Step 1 - Separating Multiplexed files into Libraries
Barcode Splitting Workflow Introduction[edit]
The workflow can be found at the following link: [1]
After clicking on the link, you can import the workflow into your own galaxy account in order to use it and/or edit it as required.
The output from the illumina sequencing center at UC Davis produces two multiplexed Fastq format files (among thousands of others).
These two files result from the paired-end sequencing run and are named S_6_1 (Left-hand reads) and S_6_3 (right hand reads) and contain all the data from all the species/samples that have have been pooled (multiplexed) into one lane.
They will form the input for our workflow.
The read containing /1 will be used as the left-hand read and the read containing /2 will be used as the right-hand read (see example below).
Fastq Sanger format Left-hand Read:
@HWI-EAS91_1_30788AAXX:7:21:1542:1758/1
GTCAATTGTACTGGTCAATACTAAAAGAATAGGATC
+HWI-EAS91_1_30788AAXX:7:21:1542:1758/1
hhhhhhhhhhhhhhhhhhhhhhhhhhhhhhhhhhhh
Fastq Sanger format Right-hand Read:
@HWI-EAS91_1_30788AAXX:7:21:1542:1758/2
GCTCCTAGCATCTGGAGTCTCTATCACCTGAGCCCA
+HWI-EAS91_1_30788AAXX:7:21:1542:1758/2
hhhhhhhhhhhhhhhhhhhhhhhh`hfhhVZSWehR
Currently, our output from UC Davis for right hand reads contains a /3 instead of the standard /2, so you will have to do a simple search and replace to correct this. More on this below.
Step by Step[edit]
Prior to beginning the workflow in Galaxy, you need to upload the paired-end fastq files to a history in Galaxy by using the Upload File tool under the Get Data tab. This process will take a while, but can be accelerated if the files are placed in a folder on the macroevolution server [2]
You also have to upload a text file with the names of the respective libraries and the adapter sequences that identify them.
Example:
Dicy GAGCAAT
ScA1 TTGCGAT
LrA3 ACTAGCT
MA1 TGCAACT
MA3 GCATAGT
MA4 CATTCGT
MA5 ATGGCTT
In order to run a workflow, you got to a history with the data you would like to process, then click on the workflow tab.
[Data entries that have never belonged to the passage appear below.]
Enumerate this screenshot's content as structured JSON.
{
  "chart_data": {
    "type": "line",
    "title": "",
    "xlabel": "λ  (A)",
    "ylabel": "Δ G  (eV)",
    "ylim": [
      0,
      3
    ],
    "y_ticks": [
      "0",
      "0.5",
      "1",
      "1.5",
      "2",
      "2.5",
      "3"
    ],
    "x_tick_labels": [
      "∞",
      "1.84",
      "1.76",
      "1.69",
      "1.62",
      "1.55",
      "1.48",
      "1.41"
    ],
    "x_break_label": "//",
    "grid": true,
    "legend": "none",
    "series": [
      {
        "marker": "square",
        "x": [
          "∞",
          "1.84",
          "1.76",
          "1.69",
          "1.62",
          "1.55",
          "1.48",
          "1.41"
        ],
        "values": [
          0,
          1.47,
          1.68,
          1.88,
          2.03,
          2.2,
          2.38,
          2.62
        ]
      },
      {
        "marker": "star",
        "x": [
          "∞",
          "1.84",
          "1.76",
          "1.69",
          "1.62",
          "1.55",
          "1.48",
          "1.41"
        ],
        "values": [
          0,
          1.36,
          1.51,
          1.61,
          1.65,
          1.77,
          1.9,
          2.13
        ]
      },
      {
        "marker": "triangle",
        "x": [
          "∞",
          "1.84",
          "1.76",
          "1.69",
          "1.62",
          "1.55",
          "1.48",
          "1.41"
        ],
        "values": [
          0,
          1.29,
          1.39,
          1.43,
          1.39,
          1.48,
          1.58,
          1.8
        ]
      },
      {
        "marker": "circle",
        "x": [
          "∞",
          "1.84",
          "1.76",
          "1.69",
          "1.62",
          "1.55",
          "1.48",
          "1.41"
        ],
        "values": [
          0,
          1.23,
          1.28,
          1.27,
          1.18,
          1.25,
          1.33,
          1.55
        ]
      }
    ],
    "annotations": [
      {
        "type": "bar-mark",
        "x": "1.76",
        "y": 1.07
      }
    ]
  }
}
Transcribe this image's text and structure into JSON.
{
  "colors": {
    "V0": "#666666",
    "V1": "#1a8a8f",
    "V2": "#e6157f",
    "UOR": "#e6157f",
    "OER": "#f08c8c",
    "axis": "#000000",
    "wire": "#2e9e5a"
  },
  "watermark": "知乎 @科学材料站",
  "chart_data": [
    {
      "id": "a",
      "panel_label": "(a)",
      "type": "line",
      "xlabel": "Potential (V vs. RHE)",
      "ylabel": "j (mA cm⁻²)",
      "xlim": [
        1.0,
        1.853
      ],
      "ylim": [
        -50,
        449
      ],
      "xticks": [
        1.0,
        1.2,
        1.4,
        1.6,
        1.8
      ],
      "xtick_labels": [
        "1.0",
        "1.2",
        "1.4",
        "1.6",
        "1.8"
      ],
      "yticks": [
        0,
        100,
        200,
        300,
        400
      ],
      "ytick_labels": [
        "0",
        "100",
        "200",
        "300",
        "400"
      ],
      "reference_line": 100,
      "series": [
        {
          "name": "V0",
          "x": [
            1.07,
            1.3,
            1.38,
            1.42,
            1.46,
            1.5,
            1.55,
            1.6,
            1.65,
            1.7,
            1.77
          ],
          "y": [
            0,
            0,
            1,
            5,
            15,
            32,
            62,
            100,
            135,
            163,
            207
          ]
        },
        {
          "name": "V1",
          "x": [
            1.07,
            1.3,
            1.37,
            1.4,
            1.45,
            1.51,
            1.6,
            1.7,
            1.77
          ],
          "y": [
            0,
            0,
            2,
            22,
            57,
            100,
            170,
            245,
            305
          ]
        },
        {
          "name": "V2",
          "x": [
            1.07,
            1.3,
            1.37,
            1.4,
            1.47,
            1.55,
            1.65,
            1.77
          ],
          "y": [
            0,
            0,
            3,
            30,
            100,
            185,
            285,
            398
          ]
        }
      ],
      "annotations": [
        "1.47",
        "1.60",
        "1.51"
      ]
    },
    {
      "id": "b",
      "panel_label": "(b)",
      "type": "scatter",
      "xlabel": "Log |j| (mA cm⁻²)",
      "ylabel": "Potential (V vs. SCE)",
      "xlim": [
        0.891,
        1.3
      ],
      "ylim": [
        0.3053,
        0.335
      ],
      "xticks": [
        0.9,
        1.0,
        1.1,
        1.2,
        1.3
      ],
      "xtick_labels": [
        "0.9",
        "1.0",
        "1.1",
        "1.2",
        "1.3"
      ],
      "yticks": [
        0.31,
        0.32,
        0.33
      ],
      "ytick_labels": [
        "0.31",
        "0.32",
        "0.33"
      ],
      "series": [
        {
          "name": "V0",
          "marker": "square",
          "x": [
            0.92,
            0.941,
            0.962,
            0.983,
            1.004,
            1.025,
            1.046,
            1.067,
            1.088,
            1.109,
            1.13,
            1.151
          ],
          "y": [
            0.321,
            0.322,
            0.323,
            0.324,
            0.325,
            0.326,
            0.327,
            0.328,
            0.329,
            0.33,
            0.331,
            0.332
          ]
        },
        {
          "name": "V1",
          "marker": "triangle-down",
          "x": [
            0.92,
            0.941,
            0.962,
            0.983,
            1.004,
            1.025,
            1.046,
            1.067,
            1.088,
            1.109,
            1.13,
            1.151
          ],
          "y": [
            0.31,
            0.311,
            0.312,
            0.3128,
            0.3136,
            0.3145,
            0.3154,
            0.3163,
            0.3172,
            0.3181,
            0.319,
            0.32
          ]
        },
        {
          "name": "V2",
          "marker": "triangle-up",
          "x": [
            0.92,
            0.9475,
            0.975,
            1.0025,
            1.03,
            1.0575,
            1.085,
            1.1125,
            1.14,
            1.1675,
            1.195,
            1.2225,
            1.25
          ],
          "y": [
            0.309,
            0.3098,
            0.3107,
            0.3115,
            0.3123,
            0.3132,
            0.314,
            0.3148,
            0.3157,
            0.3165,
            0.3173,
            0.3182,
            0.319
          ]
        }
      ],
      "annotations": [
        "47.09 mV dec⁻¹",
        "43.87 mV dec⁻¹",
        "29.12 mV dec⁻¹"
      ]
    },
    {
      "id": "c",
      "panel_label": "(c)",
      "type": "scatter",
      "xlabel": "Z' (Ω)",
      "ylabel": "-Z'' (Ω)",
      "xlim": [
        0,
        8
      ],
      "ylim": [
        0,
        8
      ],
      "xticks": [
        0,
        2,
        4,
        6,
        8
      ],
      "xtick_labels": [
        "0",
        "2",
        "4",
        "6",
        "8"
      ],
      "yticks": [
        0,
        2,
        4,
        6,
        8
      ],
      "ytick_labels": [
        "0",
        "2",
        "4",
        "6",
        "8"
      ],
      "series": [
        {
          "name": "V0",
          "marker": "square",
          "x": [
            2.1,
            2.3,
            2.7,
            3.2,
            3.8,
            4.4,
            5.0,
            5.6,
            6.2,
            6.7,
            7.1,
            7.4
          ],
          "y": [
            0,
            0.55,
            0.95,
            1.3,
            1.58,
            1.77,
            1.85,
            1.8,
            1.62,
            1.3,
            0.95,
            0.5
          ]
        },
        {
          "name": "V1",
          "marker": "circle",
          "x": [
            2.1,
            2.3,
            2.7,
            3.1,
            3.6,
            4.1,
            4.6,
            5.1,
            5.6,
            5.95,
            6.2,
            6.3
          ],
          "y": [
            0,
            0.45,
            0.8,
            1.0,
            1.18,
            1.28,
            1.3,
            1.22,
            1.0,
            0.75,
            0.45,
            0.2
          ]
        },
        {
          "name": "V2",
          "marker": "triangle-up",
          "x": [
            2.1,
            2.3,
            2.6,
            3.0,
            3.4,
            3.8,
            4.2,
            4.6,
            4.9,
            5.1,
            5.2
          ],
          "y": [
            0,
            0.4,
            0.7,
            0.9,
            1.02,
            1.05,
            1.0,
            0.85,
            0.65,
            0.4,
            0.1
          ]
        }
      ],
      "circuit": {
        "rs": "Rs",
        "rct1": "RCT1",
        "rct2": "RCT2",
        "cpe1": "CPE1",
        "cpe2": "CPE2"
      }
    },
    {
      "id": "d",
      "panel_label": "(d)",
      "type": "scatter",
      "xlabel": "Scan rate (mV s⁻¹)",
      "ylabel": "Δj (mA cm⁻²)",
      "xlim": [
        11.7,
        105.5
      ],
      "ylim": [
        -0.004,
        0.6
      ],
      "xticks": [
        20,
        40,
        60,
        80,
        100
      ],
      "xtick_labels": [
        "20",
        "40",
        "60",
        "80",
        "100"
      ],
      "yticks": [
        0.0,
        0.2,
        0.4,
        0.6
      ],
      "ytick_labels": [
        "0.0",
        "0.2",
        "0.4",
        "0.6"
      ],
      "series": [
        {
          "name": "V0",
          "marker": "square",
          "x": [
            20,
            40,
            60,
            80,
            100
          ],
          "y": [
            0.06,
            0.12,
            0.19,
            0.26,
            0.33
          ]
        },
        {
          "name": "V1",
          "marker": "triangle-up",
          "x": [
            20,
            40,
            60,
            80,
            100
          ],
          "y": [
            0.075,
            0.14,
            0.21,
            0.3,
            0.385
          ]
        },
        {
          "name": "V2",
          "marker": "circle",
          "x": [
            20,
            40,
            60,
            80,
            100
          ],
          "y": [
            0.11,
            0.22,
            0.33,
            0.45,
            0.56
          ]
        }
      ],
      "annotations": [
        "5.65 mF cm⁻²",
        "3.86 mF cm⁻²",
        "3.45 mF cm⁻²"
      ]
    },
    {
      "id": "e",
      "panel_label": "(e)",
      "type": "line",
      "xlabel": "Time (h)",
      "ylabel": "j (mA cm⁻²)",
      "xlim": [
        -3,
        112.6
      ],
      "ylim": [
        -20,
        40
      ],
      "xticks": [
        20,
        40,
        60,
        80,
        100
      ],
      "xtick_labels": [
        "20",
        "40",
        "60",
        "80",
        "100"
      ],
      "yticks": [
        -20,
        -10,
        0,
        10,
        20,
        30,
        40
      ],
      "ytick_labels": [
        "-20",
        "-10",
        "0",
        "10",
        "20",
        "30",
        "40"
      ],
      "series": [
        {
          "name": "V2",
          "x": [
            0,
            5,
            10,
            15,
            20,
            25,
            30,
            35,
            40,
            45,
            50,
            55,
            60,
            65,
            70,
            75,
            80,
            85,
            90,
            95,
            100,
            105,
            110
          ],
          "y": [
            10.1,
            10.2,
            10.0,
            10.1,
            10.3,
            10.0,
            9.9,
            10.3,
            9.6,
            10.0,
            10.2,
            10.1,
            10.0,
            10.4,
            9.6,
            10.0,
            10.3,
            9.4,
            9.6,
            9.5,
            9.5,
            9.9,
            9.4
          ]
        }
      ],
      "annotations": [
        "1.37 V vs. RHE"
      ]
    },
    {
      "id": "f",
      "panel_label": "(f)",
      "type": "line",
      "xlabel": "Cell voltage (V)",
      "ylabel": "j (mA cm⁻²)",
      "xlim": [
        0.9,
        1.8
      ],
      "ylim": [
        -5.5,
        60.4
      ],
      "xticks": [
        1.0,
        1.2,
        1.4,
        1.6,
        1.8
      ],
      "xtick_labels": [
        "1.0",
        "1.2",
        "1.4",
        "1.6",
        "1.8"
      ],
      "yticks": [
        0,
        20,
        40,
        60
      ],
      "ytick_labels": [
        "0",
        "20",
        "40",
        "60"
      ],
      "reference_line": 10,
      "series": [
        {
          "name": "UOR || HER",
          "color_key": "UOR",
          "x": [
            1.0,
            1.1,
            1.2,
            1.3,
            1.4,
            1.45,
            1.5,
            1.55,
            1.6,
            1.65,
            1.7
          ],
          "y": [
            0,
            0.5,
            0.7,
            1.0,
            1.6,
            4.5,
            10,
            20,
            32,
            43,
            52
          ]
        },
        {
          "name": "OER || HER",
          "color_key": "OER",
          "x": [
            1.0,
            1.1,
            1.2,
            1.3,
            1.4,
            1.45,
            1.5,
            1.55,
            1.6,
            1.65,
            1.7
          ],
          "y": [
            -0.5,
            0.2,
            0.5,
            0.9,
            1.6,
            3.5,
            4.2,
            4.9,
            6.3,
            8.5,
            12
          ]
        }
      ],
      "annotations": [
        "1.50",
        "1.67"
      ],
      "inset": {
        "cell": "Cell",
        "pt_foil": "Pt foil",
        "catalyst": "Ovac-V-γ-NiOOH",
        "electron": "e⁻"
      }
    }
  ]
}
This will take you to a list of all your workflows, click on the one you want and select run.
Steps 1 & 2
The first steps to any workflow involves single or multiple input datasets.
For barcode splitting, we start with two input datasets, Step1 Input dataset for the left-hand fastq file and Step 2 input dataset for the right-hand fastq file.
The right-hand fastq file needs to be corrected from /3 to /2. This will occur automatically with the Find and Replace tool.
Steps 3 & 4
Here you need to select the text file with the adapter sequences.
Steps 5 & 6
Here Fastq groomer will change the file formats to fastqsanger using Illumina 1.3+ quality scores type.
Step 7
The final step of this workflow splits the multiplexed Illumina file into multiple different files using the adapter sequences (barcode). For each barcode, a new fastq file is created. The output is an html table displaying the split counts and file locations. These can be downloaded or the link can be used to upload them into Galaxy.